Rwanda left its key lending rate unchanged for a third meeting to help support an economy under pressure from the suspension and delay of foreign aid.
The policy rate remains at 7.5 percent, where it’s stood since May, National Bank of Rwanda Governor Claver Gatete told reporters today in the capital, Kigali.
International oil prices are stabilizing, regional inflation has slowed and “there is no pressure on foodstuffs in the region, so we decided to keep the benchmark interest rate unchanged,” he said.

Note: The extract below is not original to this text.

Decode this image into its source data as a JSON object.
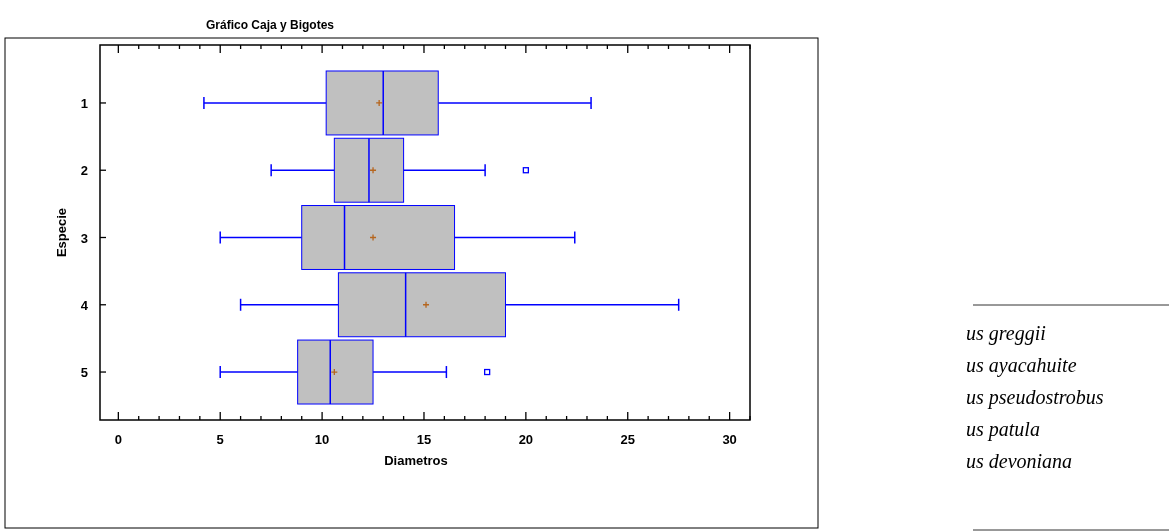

Rwanda may cut its 2013 economic growth forecast to as low as 6 percent, from 7.5 percent, after a United Nations group of experts accused the country of backing the insurgent M23 group in eastern Congo, prompting Western donors to withhold aid. Rwandan President Paul Kagame denies any involvement. External support accounts for about 40 percent of Rwanda’s planned spending in the current financial year through June 2013.
The fallout from the allegations also forced Rwanda to postpone plans to issue its maiden dollar-denominated foreign bond because the perception of increased political risk causes investors to demand higher yields, Gatete said on Dec. 5.
Rwanda is rebuilding its economy after about 800,000 people, or more than a 10th of its population, were killed in a 1994 genocide when ethnic Hutu militias slaughtered minority Tutsis and moderate Hutus over a 100-day period.
The country’s expansion is on track to “surpass” 7.7 percent this year, Gatete said. Still, a poor economic backdrop in Europe may further undermine Rwanda’s growth next year as it may damage the main sources of the country’s foreign-exchange earnings including tourism, coffee and tea exports, he said.